Derivation and Extensions of the Linear Feedback Particle Filter based on Duality Formalisms

TL;DR

This paper uses duality formalisms to derive and extend the linear feedback particle filter, connecting it to optimal control and ensemble Kalman filters, and addressing nonlinear filtering challenges.

Contribution

It introduces a duality-based derivation of the linear FPF and extends it to include stochastic effects, linking it to ensemble Kalman filters.

Findings

Linear FPF is identical to the square-root ensemble Kalman filter in the Gaussian case

Duality-based approach transforms filtering into an optimal control problem

Extension incorporates stochastic effects, creating a homotopy of ensemble Kalman filters

Abstract

This paper is concerned with a duality-based approach to derive the linear feedback particle filter (FPF).

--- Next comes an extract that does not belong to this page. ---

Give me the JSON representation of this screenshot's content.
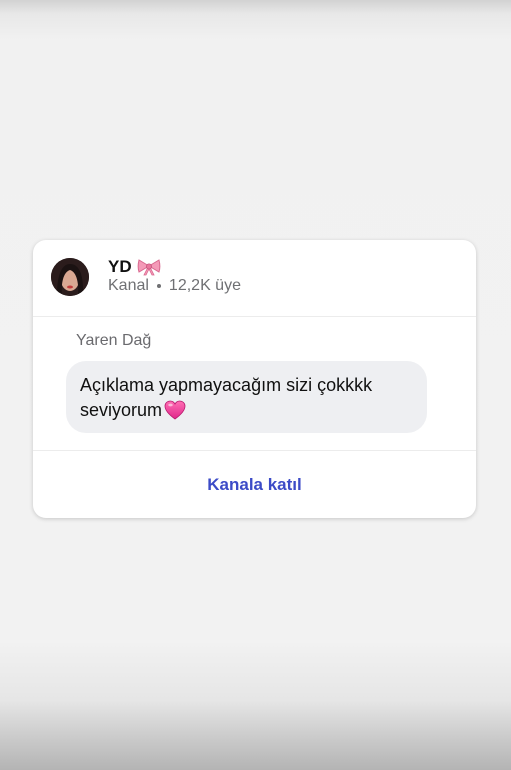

The FPF is a controlled interacting particle system where the control law is designed to provide an exact solution for the nonlinear filtering problem. For the linear Gaussian special case, certain simplifications arise whereby the linear FPF is identical to the square-root form of the ensemble Kalman filter. For this and for the more general nonlinear non-Gaussian case, it has been an open problem to derive/interpret the FPF control law as a solution of an optimal control problem. In this paper, certain duality-based arguments are employed to transform the filtering problem into an optimal control problem. Its solution is shown to yield the deterministic form of the linear FPF. An extension is described to incorporate stochastic effects due to noise leading to a novel homotopy of exact ensemble Kalman filters. All the derivations are based on duality formalisms.